Leeds Development Education Centre (DEC) is trying to make future a more inclusive one, with its Britain United programme, working with children from a range of backgrounds.
The programme hopes to do this by reaching out to school pupils, adults and families, and reminding them that despite our differences, there is so much we all have in common.
The programme is funded by the Home Office’s Building a Stronger Britain Together scheme, which, according to the government “supports civil society and community organisations who work to create more resilient communities, stand up to extremism in all its forms and offer vulnerable individuals a positive alternative, regardless of race, faith, sexuality, age and gender”.
Leeds DEC held its first ever inter-community school event earlier this week. Three schools attended, with a majority of each of their students coming from vastly different backgrounds. They were encouraged to interact, work together on activities and listen to a number of talks.
It’s natural to be scared of people who look different to you, but you can often find things in common
The three schools that attended the event were Hovingham, Beechwood and South Kirkby Primary school.
Hannah Langdana, services coordinator for Leeds DEC, explained more about the two-day eevent. She said: “We’ve been doing a project with three different schools — all of them from very different communities — looking at the things we have in common, the things that make us unique and special, and how it’s natural to be scared of people who look different to you, but you can often find things in common.”
The event began on Monday at The Infinity Centre and wrapped up the following day at The Kentmere Centre, with a number of guest speakers, workshops and games spread across the two days.

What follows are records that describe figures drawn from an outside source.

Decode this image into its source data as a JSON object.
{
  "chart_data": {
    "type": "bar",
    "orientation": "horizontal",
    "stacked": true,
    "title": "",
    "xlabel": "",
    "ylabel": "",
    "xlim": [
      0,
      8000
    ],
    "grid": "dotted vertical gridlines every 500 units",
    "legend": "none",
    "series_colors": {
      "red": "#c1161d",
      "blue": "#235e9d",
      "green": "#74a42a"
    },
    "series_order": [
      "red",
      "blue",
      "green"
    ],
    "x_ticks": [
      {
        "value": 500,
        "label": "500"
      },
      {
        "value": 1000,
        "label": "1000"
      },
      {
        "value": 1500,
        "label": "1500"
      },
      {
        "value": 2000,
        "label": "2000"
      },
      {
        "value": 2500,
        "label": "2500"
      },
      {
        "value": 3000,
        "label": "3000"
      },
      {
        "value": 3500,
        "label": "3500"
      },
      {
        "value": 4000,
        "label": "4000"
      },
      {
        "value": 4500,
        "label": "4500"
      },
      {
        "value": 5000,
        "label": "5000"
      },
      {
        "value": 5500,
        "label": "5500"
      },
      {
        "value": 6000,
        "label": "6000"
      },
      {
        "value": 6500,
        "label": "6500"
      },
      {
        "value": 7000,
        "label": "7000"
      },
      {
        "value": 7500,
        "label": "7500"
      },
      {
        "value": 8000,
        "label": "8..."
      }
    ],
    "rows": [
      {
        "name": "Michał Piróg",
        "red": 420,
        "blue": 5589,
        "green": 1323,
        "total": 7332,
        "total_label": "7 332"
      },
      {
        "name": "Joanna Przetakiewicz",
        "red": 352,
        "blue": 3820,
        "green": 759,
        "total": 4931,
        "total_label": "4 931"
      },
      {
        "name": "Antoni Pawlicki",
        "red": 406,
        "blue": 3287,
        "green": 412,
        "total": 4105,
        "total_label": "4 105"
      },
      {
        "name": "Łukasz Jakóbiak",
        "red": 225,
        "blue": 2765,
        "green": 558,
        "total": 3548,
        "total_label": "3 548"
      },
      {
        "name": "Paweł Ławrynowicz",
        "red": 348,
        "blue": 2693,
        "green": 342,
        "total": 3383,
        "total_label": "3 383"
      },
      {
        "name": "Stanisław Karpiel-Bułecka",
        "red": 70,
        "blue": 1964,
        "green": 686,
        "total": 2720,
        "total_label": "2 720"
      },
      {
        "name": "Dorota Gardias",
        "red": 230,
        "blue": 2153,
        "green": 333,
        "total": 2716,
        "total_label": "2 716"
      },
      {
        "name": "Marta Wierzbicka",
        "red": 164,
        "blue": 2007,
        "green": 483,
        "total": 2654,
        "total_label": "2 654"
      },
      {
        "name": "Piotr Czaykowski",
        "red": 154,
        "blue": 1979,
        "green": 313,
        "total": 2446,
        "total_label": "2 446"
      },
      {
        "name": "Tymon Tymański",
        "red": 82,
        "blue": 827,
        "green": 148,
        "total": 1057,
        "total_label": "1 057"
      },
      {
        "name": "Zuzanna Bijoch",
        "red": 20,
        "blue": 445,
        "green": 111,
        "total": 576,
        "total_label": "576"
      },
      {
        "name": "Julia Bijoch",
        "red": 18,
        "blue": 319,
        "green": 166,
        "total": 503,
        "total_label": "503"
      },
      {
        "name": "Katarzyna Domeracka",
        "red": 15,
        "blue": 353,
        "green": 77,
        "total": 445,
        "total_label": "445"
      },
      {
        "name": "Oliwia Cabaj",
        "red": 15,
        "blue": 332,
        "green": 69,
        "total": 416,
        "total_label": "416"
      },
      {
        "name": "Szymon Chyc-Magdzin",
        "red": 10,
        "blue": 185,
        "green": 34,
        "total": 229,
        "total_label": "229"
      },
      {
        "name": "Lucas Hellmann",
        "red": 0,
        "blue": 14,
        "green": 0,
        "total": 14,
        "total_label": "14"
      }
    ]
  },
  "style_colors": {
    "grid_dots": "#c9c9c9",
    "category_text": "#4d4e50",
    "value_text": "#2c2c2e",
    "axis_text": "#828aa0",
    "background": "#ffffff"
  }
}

Andy Brooks, who goes by the stage-name Testament, was one of the guest speakers who attended the event. A one-time Guinness World Record holder for the largest human beat-box ensemble put together, the MC and rapper held a unique and interactive talk, which taught the pupils about diversity and integration through Hip-Hop music and beat-boxing.
Brooks described the nature of his talk to The Overtake: “The talk I gave was about hip-hop and how hip-hop was born out of different cultures working together, and if you didn’t have that you wouldn’t have hip-hop.”
While there was plenty of fun to be had and lots of light-hearted talks, some aspects of the event focused on more serious issues. Langdana described how challenging, but ultimately useful, it is for young pupils to hear about issues like hate crime, allowing them to empathise with the stories of victims.
It doesn’t matter about what skin colour you have. It matters about the friendship
But what did the children learn from the two day event, other than how to beat-box? Ianis Tiuga Petru, 11, from Hovingham Primary School said: “I think it is good [that we are different] because it doesn’t matter where you are from and who you are, but you can still have similar things.”
Alex David, 11, from Beechwood Primary School told The Overtake: “We have been learning about each other. We have been learning about our similarities and differences.”
Judging by the children’s comments, Leeds DEC’s event has had the intended effect on many students. Alexandra Surdu, 10, from Hovingham Primary School may well have summed it up best though: “It doesn’t matter about what skin colour you have. It matters about the friendship.”